Responding to the announcement from the Department of Energy and Climate Change today (26 April 2012), as part of its newly published ‘Bioenergy Strategy 2012’ that it wishes to support a move towards UK bioenergy contributing 11% of total UK energy consumption by 2020, Almuth Ernsting, Biofuelwatch co-director said,

‘The UK Government wants to meet the 2020 renewable energy target through burning biomass and biofuels on an unprecedented scale, with biomass and biofuels set to account for more than two-thirds of our renewable energy. DECC’s plans would see 80 million tonnes of wood burned in UK power stations each year, when UK supplies are less than 10 million per year. This is an enviromental catastrophe, as it will mean logging in forests worldwide to burn in domestic power stations. This will lead to more deforestation and more land grabbing in the global south as developing countries will bear the burden of supplying the new demand from the UK.’

‘The Government’s claim that burning biomass is a climate friendly solution is contradicted by sound science. Logging and burning trees has been shown to produce more carbon dioxide than any fossil fuels that biomass seeks to replace for decades, if not centuries.

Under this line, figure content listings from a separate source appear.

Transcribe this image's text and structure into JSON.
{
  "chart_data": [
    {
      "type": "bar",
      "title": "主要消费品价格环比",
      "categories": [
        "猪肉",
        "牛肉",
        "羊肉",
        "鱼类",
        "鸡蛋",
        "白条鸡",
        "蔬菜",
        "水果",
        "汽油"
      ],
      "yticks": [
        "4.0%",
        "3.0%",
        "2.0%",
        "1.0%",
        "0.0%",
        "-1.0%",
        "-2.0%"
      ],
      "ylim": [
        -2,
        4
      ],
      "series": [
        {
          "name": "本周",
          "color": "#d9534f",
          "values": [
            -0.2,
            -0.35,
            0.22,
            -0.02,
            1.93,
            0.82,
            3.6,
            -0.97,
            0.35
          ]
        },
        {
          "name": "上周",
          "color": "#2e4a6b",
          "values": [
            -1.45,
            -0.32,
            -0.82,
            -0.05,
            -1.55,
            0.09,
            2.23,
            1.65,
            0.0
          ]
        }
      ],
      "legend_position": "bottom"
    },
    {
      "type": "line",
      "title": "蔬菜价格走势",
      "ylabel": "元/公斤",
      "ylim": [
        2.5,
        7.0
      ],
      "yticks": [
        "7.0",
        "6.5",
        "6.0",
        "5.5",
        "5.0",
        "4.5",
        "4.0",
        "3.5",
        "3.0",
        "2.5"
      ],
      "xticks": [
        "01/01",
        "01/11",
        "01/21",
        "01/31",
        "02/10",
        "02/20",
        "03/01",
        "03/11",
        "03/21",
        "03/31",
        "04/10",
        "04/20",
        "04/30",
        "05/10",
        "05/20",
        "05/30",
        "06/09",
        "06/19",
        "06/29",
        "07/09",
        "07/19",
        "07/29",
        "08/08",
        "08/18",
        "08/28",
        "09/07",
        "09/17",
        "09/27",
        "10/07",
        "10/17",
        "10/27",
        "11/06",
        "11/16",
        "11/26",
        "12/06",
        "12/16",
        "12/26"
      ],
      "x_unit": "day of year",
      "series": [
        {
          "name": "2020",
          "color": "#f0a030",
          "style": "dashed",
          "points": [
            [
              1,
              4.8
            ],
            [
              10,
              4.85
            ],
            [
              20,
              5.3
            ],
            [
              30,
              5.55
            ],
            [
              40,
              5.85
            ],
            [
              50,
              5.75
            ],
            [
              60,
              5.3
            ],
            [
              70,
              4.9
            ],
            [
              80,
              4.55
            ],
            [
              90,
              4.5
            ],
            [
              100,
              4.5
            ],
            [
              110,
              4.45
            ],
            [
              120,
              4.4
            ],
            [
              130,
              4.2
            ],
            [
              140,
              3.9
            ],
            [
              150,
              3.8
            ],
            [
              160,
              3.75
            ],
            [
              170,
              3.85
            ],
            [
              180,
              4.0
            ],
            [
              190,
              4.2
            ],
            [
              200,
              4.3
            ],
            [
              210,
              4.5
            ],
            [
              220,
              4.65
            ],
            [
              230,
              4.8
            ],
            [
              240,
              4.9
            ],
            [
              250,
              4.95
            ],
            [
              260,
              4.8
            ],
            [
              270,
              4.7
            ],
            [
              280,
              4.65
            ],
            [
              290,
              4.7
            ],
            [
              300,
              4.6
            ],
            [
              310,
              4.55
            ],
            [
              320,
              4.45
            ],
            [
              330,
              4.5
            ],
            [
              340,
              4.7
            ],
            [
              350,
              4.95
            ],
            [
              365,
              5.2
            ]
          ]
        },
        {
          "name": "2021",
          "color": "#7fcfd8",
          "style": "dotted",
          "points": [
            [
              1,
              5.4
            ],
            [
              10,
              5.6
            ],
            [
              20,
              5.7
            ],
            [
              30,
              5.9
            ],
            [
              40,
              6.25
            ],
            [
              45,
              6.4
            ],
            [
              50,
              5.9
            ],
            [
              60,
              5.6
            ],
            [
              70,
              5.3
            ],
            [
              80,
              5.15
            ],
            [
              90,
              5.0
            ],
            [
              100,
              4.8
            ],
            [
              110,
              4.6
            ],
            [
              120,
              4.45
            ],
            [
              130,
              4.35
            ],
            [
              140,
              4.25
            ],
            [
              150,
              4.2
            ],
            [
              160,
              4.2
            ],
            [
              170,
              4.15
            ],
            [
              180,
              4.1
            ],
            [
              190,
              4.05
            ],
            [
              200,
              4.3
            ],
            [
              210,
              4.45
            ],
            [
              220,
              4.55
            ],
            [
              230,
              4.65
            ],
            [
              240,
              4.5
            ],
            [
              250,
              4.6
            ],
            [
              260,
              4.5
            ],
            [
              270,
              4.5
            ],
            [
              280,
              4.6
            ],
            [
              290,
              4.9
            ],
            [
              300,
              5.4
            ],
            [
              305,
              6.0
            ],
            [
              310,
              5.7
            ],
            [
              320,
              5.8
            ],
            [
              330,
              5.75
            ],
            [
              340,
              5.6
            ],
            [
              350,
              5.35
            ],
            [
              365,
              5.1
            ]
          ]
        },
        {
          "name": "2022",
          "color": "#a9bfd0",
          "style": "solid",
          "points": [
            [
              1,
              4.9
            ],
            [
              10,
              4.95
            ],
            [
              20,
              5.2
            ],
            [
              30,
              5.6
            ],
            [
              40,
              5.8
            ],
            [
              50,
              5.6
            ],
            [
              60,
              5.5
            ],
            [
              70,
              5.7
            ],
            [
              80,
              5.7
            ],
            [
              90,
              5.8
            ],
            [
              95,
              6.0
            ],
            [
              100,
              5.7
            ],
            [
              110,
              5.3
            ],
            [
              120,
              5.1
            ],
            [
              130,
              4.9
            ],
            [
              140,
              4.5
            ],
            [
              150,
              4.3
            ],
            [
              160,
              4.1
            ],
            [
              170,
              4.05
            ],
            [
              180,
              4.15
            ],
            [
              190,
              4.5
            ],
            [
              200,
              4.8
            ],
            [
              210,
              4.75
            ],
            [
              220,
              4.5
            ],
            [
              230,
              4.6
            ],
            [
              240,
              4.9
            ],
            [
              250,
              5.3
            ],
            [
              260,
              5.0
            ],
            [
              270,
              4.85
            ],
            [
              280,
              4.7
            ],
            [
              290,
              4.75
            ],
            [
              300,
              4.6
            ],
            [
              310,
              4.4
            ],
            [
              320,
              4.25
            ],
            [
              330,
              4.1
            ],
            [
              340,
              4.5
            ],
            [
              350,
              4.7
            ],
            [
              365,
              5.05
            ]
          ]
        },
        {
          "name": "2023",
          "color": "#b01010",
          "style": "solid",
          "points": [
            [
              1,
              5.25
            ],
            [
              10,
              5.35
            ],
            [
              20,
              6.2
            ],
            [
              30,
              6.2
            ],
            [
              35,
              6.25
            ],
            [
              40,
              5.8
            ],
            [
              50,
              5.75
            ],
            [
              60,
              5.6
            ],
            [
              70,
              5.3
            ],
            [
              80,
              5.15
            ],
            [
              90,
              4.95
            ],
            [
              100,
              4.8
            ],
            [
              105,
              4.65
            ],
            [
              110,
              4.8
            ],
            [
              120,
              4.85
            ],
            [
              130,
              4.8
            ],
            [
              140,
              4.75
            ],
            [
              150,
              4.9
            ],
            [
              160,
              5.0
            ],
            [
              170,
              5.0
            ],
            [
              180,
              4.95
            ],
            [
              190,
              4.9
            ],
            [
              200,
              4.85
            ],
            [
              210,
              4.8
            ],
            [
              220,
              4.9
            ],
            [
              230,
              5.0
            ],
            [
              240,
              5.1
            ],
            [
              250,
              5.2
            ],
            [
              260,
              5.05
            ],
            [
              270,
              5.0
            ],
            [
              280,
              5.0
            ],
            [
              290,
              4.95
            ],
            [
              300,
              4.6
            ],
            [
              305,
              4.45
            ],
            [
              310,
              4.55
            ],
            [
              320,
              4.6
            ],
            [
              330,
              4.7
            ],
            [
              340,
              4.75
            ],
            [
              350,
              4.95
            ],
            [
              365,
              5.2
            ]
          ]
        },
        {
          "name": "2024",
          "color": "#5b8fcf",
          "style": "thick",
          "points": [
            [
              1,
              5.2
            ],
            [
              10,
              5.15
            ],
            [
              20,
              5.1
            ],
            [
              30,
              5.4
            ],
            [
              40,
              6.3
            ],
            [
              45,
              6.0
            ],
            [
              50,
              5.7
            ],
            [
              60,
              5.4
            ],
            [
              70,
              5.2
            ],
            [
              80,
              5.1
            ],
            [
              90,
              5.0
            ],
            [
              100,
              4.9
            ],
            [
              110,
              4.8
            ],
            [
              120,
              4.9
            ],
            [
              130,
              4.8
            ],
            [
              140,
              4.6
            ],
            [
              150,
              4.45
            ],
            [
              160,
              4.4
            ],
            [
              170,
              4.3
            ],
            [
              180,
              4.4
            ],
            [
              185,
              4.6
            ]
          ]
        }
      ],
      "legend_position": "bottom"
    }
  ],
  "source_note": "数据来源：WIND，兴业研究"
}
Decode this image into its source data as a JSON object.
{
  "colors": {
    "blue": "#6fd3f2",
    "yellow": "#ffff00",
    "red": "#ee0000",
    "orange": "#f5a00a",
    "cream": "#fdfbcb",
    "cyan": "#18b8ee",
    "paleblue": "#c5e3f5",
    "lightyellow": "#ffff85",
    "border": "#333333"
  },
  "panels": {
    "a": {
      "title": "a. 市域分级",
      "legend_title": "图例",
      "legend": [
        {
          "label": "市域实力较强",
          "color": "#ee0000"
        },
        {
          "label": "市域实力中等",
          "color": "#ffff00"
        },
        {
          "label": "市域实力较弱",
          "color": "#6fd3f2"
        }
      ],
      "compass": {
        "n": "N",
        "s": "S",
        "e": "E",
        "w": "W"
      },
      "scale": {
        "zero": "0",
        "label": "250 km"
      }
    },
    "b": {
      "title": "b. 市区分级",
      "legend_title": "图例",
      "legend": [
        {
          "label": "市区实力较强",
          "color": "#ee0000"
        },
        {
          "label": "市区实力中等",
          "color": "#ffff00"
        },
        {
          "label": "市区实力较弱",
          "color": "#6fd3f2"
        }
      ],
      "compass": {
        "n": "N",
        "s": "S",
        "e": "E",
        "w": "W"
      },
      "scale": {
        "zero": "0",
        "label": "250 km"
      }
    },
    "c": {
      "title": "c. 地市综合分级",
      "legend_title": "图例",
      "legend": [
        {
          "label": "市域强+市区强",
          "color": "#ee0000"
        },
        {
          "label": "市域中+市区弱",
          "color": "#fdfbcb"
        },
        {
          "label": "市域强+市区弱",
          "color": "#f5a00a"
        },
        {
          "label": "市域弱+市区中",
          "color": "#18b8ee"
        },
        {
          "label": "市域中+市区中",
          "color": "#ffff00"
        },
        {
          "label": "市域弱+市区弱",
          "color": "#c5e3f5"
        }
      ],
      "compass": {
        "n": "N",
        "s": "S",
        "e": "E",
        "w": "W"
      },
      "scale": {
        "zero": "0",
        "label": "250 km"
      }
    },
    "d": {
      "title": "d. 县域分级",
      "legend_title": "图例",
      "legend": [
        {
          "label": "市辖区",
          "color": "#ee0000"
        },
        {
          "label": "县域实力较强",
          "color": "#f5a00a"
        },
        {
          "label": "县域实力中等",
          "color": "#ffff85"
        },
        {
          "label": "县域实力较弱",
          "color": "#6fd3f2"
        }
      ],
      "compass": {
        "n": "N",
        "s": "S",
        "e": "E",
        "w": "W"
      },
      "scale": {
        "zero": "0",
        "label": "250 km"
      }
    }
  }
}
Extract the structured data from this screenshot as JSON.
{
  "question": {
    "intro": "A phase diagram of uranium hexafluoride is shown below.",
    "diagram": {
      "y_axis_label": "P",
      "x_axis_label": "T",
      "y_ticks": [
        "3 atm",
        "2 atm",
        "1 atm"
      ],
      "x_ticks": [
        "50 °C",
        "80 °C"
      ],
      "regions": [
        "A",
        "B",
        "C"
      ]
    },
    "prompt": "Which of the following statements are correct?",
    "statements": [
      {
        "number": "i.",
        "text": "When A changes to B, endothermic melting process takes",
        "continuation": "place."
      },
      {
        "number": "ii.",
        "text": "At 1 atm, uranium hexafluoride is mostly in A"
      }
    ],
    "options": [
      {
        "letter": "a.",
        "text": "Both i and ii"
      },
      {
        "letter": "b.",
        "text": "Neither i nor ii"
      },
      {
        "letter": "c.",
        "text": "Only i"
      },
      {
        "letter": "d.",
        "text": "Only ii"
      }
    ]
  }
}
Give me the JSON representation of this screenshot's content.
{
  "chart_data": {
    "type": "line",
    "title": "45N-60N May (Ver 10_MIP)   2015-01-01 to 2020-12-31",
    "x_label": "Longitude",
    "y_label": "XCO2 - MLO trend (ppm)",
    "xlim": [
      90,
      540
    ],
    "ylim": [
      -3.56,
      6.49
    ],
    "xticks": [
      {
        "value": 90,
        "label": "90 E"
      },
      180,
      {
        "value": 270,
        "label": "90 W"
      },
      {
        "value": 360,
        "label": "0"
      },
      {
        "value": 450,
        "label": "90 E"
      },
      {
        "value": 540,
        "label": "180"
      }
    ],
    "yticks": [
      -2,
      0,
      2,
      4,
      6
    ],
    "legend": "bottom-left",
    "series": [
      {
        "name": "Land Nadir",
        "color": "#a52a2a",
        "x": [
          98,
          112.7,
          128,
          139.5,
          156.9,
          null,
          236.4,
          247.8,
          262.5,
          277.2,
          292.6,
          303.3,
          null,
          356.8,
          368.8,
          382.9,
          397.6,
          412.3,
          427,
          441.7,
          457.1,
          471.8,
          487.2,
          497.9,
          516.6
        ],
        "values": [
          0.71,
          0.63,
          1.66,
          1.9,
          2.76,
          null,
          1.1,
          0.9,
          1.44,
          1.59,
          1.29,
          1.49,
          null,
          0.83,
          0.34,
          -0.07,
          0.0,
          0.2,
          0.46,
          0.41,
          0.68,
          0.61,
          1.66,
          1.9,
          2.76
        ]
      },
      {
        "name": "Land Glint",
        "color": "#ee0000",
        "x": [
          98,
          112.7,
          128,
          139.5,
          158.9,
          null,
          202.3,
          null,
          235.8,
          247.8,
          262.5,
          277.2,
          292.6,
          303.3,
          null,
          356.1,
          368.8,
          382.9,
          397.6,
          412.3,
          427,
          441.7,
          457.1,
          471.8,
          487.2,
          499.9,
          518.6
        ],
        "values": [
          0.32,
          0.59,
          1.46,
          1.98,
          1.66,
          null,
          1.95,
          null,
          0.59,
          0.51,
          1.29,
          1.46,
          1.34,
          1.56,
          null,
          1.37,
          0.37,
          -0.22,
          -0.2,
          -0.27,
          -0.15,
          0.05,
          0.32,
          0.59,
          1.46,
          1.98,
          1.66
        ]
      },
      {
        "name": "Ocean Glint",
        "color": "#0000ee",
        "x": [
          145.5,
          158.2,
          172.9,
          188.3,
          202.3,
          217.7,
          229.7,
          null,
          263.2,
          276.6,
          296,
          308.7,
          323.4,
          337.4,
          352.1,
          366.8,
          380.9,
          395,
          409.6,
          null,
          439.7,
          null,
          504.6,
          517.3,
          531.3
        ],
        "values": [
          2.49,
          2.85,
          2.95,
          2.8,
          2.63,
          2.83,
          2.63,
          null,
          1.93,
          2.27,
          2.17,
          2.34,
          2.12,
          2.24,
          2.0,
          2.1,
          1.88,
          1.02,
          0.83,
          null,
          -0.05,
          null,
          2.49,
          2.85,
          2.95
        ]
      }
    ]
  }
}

Leading scientists from the European Environment Agency have warned that bioenergy can be worse than the fossil fuels they seek to replace. Moreover, biomass power stations are typically as inefficient as coal-fired power stations.’

‘What kind of renewable energy policy promotes deforestation, worsens climate change and gives old coal power stations a new lease of life? We call on the Government to instead favour genuine renewables like wind, solar, tidal, and wave, which we have in abundance.’